PENDAHULUAN
Latar Belakang
Tanaman utama pertanian di
Indonesia adalah padi. Padi merupakan tanaman pangan yang menghasilkan beras
sebagai sumber makanan pokok sebagian besar penduduk Indonesia. Pada pelita IV
Indonesia pernah menjadi salah satu negara pengeksport beras yaitu dengan
dicapainya swasembada beras. Namun,
saat
ini Indonesia kembali terpuruk menjadi negara pengimport beras. Demikian juga
lahan pertanian yang semakin sempit sebagai salah satu penyebab utamanya (BPPP, 1997a).
Tanaman
padi dapat ditanam di lahan irigasi dan lahan pasang surut. Lahan irigasi dalam
dunia modern telah banyak cara yang dilakukan dan ini telah berlangsung sejak
lama. Pada daerah pasang surut, lahan irigasi sulit dilakukan sehingga dibutuhkan pemanfaatan lahan pasang surut sebagai sumber pertumbuhan ekonomi prospektif di masa mendatang, secara optimal dapat dilakukan melalui penerapan teknologi secara tepat dan terpadu. Namun, sifat lahan yang rapuh seperti pH dan kesuburan tanah yang rendah, adanya lapisan pirit, genangan air yang
berlebih dan peresapan air garam perlu dipertimbangkan (BPPP, 1997b).
Ketersediaan
lahan pasang surut di Indonesia kurang lebih 33 juta hektar yang tersebar di
Sumatera, Kalimantan, Sulawesi dan Irian Jaya. Dari luasan yang ada tersebut,
sekitar 6 juta hektar diantaranya cukup potensial untuk pengembangan pertanian.
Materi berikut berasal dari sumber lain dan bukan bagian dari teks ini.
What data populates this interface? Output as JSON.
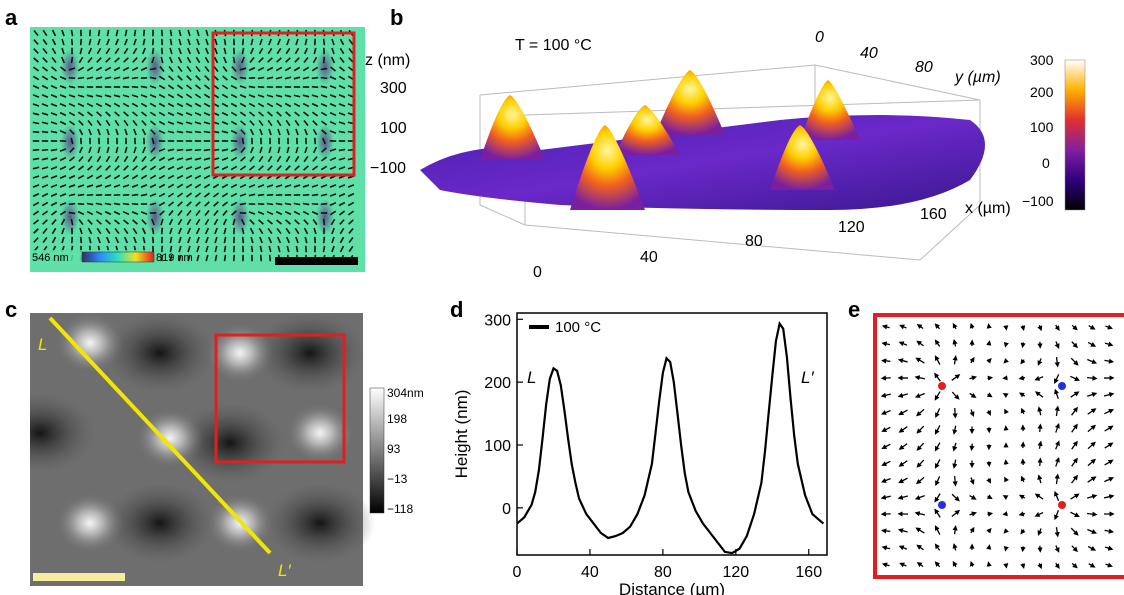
{
  "panels": {
    "a": "a",
    "b": "b",
    "c": "c",
    "d": "d",
    "e": "e"
  },
  "panel_a": {
    "colorbar_min": "546 nm",
    "colorbar_max": "819 nm"
  },
  "panel_b": {
    "temperature_label": "T = 100 °C",
    "z_axis_label": "z (nm)",
    "z_ticks": [
      "300",
      "100",
      "−100"
    ],
    "x_axis_label": "x (µm)",
    "x_ticks": [
      "0",
      "40",
      "80",
      "120",
      "160"
    ],
    "y_axis_label": "y (µm)",
    "y_ticks": [
      "0",
      "40",
      "80"
    ],
    "colorbar_ticks": [
      "300",
      "200",
      "100",
      "0",
      "−100"
    ]
  },
  "panel_c": {
    "line_start_label": "L",
    "line_end_label": "L′",
    "colorbar_ticks": [
      "304nm",
      "198",
      "93",
      "−13",
      "−118"
    ]
  },
  "chart_data": {
    "type": "line",
    "legend": "100 °C",
    "xlabel": "Distance (µm)",
    "ylabel": "Height (nm)",
    "xlim": [
      0,
      170
    ],
    "ylim": [
      -75,
      310
    ],
    "x_ticks": [
      "0",
      "40",
      "80",
      "120",
      "160"
    ],
    "y_ticks": [
      "0",
      "100",
      "200",
      "300"
    ],
    "start_label": "L",
    "end_label": "L′",
    "series": [
      {
        "x": [
          0,
          4,
          8,
          10,
          12,
          14,
          16,
          18,
          20,
          22,
          24,
          26,
          28,
          30,
          32,
          34,
          38,
          42,
          46,
          50,
          54,
          58,
          62,
          66,
          70,
          74,
          76,
          78,
          80,
          82,
          84,
          86,
          88,
          90,
          92,
          94,
          98,
          102,
          106,
          110,
          114,
          118,
          122,
          126,
          130,
          134,
          136,
          138,
          140,
          142,
          144,
          146,
          148,
          150,
          152,
          154,
          158,
          162,
          166,
          168
        ],
        "values": [
          -25,
          -15,
          5,
          25,
          60,
          110,
          165,
          205,
          222,
          218,
          195,
          155,
          110,
          70,
          40,
          15,
          -10,
          -25,
          -40,
          -48,
          -45,
          -40,
          -30,
          -10,
          20,
          70,
          120,
          170,
          215,
          238,
          232,
          200,
          150,
          100,
          55,
          25,
          -5,
          -25,
          -40,
          -55,
          -70,
          -72,
          -65,
          -45,
          -10,
          40,
          90,
          150,
          210,
          265,
          293,
          285,
          240,
          175,
          115,
          70,
          20,
          -10,
          -20,
          -25
        ]
      }
    ]
  }
}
Namun dari luasan 6 juta tersebut hanya 554.000 hektar saja yang cocok untuk
ditanami tanaman padi dengan hasil rata-rata 1.5 ton/ha. Rendahnya
produktivitas padi di lahan pasang surut disebabkan karena tingkat kemasaman
tanah yang tinggi, keracunan zat besi, alumunium, salinitas tinggi serta
kekahatan unsur P dan unsur Zn (Subagyono, dkk. 2001).
Usaha padi di
lahan pasang surut memerlukkan teknik budidaya
tersendiri, karena keadaan tanah dan lingkungan tidak serupa dengan lahan
irigasi. Kesalahan budidaya dapat menyebabkan gagal panen dan dapat pula merusak tanah dan lingkungan.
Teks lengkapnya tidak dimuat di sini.